そこに両手を入れて、頭の上からくるりと持ち上げることで、自然と上着が体にフィットするという方法です。
一見シンプルですが、子どもにとってはとても合理的で、動きの流れが分かりやすいのが特徴です。

初めての挑戦
最初は戸惑う姿も見られました。袖に手を通すのが難しかったり、途中で「できない」と諦めそうになることもあります。
そんなとき、私たちはすぐに手を出すのではなく、そっと見守りながら「もう少しだね」「ここまでできたね」と声をかけます。
すると少しずつ、自分で考えながら手を動かす姿が増えていきました。
「できた!」の笑顔

ある日、一人の子が自分の力だけで上着を着ることができました。
その瞬間、ぱっと表情が明るくなり「できた!」と嬉しそうに教えてくれました。
その姿を見ていた周りの子どもたちも刺激を受け、「やってみる!」と次々に挑戦していきます。

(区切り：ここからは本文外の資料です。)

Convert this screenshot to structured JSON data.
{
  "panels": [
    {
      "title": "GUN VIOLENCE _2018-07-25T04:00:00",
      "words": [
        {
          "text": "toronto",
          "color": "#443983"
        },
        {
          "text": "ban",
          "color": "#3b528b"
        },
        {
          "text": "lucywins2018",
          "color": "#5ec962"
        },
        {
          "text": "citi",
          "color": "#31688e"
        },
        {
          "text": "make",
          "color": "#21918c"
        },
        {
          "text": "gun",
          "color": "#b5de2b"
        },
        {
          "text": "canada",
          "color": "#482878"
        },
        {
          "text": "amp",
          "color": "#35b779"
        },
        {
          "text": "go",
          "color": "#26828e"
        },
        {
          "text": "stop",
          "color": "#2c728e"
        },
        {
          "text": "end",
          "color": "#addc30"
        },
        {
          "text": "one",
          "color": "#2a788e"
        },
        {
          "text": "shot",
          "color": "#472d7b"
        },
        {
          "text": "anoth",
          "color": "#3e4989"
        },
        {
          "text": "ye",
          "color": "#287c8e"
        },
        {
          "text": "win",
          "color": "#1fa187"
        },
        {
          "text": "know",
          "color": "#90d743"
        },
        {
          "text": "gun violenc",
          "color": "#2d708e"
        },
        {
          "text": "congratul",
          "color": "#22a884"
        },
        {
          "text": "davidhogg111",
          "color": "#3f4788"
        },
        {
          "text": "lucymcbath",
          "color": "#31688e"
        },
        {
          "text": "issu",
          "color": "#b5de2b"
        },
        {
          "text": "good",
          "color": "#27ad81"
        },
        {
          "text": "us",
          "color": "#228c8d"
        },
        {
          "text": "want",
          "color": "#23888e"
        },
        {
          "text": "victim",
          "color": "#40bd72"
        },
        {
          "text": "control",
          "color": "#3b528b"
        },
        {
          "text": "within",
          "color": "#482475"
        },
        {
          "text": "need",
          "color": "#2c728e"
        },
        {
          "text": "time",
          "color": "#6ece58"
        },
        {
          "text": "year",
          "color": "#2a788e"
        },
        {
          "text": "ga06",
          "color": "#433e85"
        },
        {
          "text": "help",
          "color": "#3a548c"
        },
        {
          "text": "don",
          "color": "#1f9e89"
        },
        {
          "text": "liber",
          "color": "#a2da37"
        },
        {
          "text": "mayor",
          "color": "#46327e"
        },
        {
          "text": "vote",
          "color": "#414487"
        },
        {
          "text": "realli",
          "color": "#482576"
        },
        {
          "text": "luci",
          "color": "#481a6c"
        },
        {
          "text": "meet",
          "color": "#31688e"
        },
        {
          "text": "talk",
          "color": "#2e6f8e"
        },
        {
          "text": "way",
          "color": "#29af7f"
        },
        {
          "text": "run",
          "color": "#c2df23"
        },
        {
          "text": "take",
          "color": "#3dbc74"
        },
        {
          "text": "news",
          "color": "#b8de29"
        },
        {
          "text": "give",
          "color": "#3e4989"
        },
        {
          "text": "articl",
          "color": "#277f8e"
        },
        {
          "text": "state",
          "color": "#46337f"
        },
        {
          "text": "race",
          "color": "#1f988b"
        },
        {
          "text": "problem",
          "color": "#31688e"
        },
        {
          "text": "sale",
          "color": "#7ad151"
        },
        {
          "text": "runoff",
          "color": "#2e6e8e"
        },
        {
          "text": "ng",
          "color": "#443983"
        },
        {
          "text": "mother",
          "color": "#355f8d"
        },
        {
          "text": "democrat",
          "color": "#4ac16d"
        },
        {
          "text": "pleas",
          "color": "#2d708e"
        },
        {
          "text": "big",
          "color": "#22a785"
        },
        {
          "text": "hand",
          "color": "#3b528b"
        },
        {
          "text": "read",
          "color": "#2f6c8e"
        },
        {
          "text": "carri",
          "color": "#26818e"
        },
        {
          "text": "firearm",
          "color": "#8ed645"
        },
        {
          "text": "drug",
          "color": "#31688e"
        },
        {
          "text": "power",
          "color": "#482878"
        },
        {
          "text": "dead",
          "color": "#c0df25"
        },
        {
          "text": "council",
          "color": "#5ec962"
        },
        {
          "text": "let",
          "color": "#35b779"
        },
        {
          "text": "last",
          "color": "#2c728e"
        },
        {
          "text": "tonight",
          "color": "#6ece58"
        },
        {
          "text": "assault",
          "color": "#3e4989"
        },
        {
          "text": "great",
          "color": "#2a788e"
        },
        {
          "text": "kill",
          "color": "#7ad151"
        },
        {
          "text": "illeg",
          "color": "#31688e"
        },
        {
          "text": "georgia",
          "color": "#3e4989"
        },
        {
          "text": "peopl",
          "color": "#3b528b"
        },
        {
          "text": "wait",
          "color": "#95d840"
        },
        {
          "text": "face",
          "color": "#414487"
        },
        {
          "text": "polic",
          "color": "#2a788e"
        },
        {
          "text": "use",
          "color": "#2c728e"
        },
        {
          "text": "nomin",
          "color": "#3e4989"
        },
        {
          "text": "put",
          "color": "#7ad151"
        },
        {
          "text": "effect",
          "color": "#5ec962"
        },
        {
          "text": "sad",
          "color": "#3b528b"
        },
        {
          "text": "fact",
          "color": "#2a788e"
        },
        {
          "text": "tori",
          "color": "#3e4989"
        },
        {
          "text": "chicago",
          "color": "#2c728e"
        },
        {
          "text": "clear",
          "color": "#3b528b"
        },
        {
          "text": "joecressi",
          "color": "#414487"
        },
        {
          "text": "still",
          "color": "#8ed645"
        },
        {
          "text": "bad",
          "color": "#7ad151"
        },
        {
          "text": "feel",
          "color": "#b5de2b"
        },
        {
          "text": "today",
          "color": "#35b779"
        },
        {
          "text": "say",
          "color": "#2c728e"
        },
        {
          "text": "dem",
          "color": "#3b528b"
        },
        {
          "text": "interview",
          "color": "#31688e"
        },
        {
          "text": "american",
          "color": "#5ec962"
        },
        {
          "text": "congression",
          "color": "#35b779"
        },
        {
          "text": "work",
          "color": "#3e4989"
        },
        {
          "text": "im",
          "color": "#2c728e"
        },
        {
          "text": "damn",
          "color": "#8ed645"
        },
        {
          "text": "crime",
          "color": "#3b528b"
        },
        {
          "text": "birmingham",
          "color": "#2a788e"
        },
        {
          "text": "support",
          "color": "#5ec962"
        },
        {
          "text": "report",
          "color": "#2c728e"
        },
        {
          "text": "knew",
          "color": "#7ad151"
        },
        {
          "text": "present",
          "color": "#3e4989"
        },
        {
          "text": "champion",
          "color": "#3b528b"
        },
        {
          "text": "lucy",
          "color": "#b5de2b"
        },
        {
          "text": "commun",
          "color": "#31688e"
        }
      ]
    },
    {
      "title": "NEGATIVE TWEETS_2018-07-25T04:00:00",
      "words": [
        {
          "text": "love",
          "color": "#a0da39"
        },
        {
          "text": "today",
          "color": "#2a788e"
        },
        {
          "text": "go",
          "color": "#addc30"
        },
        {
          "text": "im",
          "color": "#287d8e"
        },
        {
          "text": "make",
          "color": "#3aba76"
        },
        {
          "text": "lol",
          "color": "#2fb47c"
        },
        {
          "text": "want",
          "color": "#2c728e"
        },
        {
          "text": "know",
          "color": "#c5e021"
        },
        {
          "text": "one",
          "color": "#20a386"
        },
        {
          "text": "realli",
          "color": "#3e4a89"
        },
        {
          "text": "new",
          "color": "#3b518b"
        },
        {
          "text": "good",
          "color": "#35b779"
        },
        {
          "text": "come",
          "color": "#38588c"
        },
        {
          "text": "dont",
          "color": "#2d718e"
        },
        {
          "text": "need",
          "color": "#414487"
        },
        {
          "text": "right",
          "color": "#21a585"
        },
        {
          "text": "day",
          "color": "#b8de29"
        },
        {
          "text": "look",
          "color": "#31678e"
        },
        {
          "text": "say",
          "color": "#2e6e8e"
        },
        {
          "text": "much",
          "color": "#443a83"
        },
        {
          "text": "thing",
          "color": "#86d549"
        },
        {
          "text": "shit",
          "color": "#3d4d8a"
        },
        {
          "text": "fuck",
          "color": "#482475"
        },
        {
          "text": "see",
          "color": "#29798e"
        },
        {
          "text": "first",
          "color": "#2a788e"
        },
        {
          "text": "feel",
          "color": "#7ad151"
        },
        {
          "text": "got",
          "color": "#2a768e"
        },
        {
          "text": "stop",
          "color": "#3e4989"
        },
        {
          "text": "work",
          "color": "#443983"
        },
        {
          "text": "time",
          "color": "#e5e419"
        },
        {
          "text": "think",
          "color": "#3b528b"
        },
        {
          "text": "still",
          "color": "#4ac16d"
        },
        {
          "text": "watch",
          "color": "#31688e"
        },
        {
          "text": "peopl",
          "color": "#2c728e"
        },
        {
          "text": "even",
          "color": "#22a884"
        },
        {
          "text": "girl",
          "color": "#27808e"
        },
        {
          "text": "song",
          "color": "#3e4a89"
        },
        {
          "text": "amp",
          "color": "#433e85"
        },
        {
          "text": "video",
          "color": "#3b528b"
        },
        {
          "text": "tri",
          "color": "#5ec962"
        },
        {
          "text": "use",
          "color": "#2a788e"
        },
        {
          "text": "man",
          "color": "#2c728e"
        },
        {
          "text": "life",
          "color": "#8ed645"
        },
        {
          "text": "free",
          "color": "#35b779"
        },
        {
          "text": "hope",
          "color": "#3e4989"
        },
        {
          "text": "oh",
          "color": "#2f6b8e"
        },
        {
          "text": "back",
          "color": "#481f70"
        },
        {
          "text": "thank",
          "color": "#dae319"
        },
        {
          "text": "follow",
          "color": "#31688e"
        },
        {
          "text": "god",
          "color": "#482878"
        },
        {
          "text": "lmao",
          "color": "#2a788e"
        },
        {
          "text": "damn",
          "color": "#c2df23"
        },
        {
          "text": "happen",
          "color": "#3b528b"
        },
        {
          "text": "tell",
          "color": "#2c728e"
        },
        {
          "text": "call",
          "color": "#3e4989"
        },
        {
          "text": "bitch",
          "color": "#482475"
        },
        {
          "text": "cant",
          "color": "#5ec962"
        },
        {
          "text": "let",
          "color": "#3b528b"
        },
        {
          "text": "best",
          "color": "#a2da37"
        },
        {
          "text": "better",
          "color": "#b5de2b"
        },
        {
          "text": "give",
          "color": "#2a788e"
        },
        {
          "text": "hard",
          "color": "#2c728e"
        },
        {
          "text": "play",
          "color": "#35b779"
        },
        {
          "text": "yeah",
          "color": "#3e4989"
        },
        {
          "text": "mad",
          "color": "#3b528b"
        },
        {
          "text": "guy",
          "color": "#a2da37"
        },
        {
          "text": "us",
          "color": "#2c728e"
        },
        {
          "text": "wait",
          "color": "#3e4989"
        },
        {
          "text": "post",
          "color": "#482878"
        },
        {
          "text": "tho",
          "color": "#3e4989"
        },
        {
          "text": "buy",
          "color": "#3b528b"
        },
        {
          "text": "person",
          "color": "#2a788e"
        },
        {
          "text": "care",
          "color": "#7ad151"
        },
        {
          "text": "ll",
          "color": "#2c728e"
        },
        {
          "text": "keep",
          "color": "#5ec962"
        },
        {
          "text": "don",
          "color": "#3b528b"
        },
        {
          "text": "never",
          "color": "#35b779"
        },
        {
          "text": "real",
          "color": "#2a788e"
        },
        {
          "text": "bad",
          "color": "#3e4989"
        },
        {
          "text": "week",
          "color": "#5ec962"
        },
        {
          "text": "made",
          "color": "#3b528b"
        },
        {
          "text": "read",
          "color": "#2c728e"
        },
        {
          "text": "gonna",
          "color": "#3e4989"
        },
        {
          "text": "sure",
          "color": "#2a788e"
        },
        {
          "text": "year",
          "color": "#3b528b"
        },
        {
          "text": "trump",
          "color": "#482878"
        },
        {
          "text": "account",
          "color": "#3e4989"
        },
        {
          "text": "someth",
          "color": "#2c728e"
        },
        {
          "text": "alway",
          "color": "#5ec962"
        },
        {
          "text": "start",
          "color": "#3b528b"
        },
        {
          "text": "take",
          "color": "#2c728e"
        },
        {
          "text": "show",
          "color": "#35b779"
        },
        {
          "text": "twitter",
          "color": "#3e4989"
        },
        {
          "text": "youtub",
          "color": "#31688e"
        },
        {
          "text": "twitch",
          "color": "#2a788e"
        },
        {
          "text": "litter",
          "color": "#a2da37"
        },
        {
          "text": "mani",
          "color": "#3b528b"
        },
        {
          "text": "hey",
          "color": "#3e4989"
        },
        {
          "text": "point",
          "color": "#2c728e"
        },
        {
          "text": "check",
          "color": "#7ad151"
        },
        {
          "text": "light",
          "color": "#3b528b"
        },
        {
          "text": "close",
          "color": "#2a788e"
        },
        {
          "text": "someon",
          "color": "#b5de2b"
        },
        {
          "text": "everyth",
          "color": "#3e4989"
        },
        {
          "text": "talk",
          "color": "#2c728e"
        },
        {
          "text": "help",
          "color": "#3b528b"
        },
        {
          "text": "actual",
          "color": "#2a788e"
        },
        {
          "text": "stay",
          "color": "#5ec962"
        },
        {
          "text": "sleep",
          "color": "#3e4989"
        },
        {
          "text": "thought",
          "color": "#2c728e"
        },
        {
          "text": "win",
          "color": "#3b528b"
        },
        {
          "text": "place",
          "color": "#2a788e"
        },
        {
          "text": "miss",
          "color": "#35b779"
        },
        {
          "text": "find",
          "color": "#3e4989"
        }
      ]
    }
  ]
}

今では、多くの子どもたちが自分で上着を着られるようになり、朝の準備やお散歩前の時間も、少しずつ変化してきました。
自立への一歩を大切に
モンテッソーリ教育では、「自分でできるように手助けすること」が大切にされています。
大人がすべてをやってあげるのではなく、子ども自身が考え、試し、できたときの達成感を味わうこと。
その積み重ねが、自信や主体性へとつながっていきます。
上着を着るという日常の一場面の中にも、子どもたちの大きな成長が詰まっています。
これからも一人ひとりの「やってみたい」という気持ちに寄り添いながら、その小さな一歩を大切に見守っていきたいと思います。